Congratulations to Colin Jones for winning one of four prestigious funding opportunities through the Schlanger Ocean Drilling Fellowship Program! Only the most innovative and imaginative research proposals, requiring scientific ocean drilling data, are funded through this program.
Oceanographic controls on mid-Holocene nutrient consumption at Palmer Deep, West Antarctic Peninsula
Carbon drawdown in Southern Ocean coastal systems is a function of productivity and nutrient supply, which are regulated by nutrient input from deep water masses, vertical mixing, and springtime stratification associated with sea ice retreat. Variation in sea surface temperature (SST), the abundance ofstratification-related Chaetoceros resting spores, and a decrease in warm water forms of Eucampia antarctica along the West Antarctic Peninsula (WAP) between 5-7 ka indicate possible water mass and nutrient delivery changes on both millennial and sub-millennial time scales. Here, I propose to examine sub-millennial scale variability of deep water intrusion and surface stratification as related to surface ocean nutrient dynamics by a generating a diatom-bound nitrogen isotope (δ15Ndb) record from the ultrahigh-resolution Southern Ocean ODP Site 1098. These data will be further used to understand potential future nutrient dynamic changes associated with warming of the WAP linked to the disintegration of ice shelves and potentially large fluctuations in ecological zones.
During my undergraduate chemistry degree, I found that the most compelling applications of what I learned were climate, biochemistry, and marine systems.
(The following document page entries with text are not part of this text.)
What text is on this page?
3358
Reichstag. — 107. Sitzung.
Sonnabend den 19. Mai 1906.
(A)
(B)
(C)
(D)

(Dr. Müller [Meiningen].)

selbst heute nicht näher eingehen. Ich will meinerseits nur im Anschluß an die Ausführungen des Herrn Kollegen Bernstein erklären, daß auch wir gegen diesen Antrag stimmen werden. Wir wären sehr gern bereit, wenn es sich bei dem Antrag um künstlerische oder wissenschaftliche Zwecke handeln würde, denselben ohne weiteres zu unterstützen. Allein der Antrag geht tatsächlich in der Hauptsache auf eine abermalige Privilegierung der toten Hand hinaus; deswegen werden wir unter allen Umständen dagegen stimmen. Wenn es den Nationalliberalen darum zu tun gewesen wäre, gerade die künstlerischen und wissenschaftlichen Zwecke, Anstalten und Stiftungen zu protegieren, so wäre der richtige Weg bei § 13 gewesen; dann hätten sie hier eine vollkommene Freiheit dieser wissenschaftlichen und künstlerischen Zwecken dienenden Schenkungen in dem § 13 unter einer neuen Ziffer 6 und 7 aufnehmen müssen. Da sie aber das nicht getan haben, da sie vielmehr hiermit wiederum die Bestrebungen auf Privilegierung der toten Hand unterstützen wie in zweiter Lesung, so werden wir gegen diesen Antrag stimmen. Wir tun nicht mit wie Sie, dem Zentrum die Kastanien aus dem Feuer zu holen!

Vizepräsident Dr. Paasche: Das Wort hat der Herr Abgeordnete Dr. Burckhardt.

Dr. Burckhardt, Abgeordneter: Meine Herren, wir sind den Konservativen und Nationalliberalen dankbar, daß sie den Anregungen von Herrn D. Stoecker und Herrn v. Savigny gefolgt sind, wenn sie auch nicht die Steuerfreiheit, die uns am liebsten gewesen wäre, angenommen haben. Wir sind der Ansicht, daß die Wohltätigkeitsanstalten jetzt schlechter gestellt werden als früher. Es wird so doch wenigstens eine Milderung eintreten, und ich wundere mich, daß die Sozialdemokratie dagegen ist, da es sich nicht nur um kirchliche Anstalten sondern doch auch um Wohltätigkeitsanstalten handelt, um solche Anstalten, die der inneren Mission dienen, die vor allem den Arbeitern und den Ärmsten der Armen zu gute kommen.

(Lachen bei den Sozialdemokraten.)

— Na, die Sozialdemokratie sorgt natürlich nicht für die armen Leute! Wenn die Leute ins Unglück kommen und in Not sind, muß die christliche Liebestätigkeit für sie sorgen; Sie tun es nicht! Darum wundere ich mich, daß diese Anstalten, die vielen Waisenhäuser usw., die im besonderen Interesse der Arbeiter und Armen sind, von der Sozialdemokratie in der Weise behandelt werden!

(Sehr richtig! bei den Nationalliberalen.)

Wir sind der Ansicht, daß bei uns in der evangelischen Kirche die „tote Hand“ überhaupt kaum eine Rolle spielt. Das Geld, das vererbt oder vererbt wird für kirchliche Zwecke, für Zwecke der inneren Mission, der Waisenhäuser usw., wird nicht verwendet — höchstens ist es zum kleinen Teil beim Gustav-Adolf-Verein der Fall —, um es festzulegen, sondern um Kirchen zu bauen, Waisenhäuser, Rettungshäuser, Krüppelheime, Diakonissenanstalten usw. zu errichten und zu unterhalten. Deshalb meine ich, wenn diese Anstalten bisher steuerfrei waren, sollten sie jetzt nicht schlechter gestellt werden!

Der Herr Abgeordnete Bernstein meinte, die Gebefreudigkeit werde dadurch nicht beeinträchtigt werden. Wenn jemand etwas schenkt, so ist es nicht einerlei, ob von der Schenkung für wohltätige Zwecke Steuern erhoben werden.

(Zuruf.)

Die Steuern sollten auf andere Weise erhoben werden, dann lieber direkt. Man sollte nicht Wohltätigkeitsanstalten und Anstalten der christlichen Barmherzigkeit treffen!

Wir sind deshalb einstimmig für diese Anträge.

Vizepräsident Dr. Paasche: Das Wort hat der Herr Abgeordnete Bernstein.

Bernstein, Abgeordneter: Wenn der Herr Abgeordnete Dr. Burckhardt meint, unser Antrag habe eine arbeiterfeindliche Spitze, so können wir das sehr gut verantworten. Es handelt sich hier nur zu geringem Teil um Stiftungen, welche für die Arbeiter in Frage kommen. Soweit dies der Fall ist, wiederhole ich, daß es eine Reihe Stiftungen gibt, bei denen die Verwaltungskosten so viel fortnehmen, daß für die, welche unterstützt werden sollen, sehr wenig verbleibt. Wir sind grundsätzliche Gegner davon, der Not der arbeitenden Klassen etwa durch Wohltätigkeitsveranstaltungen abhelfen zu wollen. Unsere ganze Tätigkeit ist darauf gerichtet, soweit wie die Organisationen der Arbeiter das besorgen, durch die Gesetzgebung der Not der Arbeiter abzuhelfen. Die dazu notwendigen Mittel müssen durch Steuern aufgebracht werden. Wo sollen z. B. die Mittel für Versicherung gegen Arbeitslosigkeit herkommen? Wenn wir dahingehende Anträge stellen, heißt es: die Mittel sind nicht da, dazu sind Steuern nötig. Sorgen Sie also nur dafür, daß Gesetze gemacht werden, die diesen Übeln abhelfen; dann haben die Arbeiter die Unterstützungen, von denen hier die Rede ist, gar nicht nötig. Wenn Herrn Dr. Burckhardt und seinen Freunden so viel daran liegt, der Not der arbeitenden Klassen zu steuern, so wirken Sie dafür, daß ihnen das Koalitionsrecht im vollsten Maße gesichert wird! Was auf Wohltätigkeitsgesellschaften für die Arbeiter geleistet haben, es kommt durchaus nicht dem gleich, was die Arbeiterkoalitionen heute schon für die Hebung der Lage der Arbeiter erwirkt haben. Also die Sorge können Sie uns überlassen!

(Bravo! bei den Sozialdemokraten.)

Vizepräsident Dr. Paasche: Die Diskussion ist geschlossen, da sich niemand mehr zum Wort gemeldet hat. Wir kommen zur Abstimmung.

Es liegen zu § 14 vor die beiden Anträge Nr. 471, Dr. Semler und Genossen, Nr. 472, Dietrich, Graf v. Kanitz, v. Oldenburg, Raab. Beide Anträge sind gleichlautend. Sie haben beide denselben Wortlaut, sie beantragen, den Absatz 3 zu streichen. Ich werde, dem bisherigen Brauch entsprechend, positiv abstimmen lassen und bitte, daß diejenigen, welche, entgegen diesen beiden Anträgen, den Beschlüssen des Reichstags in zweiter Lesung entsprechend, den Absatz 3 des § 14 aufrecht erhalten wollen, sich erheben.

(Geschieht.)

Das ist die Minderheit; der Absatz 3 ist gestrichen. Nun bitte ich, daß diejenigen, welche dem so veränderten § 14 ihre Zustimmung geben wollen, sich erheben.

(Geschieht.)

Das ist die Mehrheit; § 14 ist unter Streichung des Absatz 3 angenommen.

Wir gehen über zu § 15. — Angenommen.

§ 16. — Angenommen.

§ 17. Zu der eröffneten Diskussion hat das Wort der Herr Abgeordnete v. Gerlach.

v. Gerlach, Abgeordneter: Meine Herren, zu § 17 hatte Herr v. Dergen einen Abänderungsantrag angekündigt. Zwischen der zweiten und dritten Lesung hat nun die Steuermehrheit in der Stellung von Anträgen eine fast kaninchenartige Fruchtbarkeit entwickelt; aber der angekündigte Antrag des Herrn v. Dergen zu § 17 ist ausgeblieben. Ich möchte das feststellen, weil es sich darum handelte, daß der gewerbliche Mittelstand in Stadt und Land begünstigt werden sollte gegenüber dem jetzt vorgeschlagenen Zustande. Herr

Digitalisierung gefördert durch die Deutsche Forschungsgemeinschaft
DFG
The combination of academic interest and living in an era when climate news has dominated headlines and politics put further study of climate and the oceans squarely in my crosshairs. I currently work with Dr. Rebecca Robinson at the University of Rhode Island’s Graduate School of Oceanography examining how changing ocean conditions over time have shaped the role of biology in controlling climate. My PhD has focused on validation of the diatom-bound nitrogen isotope proxy (δ15Ndb), which can record downcore nutrient dynamics, by examining the relationship between cultured diatoms, sinking particles, and sediment records. The Schlanger Fellowship will allow me to add an additional component to my research – a new mid-Holocene downcore record of δ15Ndb from IODP Site 1090 off the West Antarctic Peninsula that will help address key questions relating deep-water intrusion onto the shelf, productivity cycles, and biologically mediated CO2 drawdown.